O compromisso do governo com a construção de habitação
O compromisso do governo para com a construção de habitação deverá estimular a atividade em todos os segmentos do mercado imobiliário, criando várias oportunidades para compradores e investidores, observou Paresh Raja.
No entanto, afirmou que "a reforma do sistema de planeamento é claramente fundamental, pelo que a atenção do governo nesta matéria é bem-vinda. Não só é necessário que seja mais fácil para os novos empreendimentos obterem luz verde, como também que os investidores e proprietários façam mais com os imóveis existentes - conversões, renovações e ampliações podem contribuir muito para aumentar o parque habitacional nacional".

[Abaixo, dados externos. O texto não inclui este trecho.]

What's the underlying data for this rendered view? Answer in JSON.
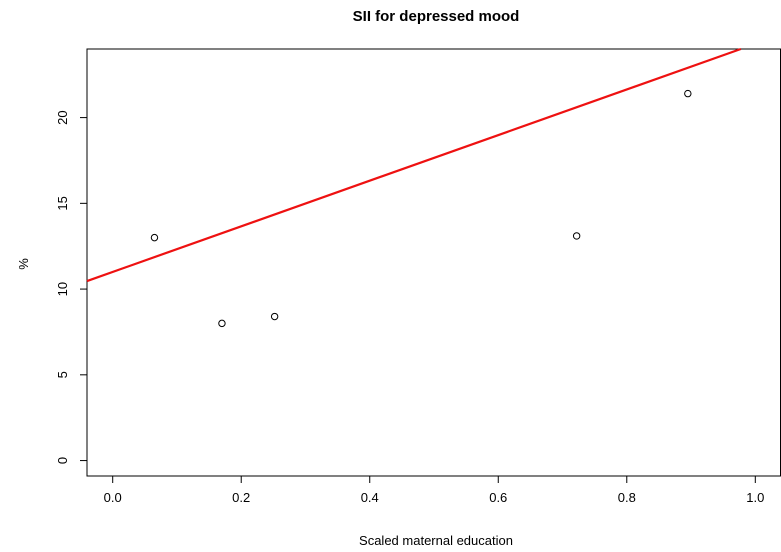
{
  "chart_data": {
    "type": "scatter",
    "title": "SII for depressed mood",
    "xlabel": "Scaled maternal education",
    "ylabel": "%",
    "xlim": [
      -0.04,
      1.04
    ],
    "ylim": [
      -0.9,
      24.0
    ],
    "x_ticks": [
      "0.0",
      "0.2",
      "0.4",
      "0.6",
      "0.8",
      "1.0"
    ],
    "y_ticks": [
      "0",
      "5",
      "10",
      "15",
      "20"
    ],
    "grid": false,
    "legend": "none",
    "points": [
      {
        "x": 0.065,
        "y": 13.0
      },
      {
        "x": 0.17,
        "y": 8.0
      },
      {
        "x": 0.252,
        "y": 8.4
      },
      {
        "x": 0.722,
        "y": 13.1
      },
      {
        "x": 0.895,
        "y": 21.4
      }
    ],
    "regression_line": {
      "intercept": 11.0,
      "slope": 13.3,
      "color": "#ee1111"
    }
  }
}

“É igualmente importante que o governo garanta que as novas casas sejam entregues onde a procura é maior. Se a localização, o tipo e a qualidade dos imóveis não forem suficientemente elevados, haverá uma disputa para atrair compradores e inquilinos, pelo que tem de existir uma forte concentração na construção dos imóveis nos locais certos.”
Reação do mercado
A libra esterlina reduziu as perdas desta manhã em relação ao dólar e caiu ligeiramente em relação ao euro, uma vez que o anúncio do orçamento do Reino Unido mantém intactas as perspectivas económicas britânicas.
De acordo com o analista do mercado cambial Kyle Chapman, do Ballinger Group, Reeves conseguiu evitar uma crise.
“A reação ao anúncio em si foi escassa e a maior parte da queda de 0,35% da GBP/EUR ocorreu esta manhã. Os principais pormenores foram todos divulgados antecipadamente, o OBR manteve as suas previsões de crescimento a médio prazo e o impacto dos planos de despesas de capital só deverá materializar-se a longo prazo. Por conseguinte, não se trata de um acontecimento para a libra esterlina e os mercados podem voltar a concentrar-se na política monetária."
Chapman referiu ainda que "o aumento dos impostos é um pouco mais elevado do que a maioria estava à espera. No entanto, vale a pena referir que as suas previsões são muito mais optimistas do que a maioria.”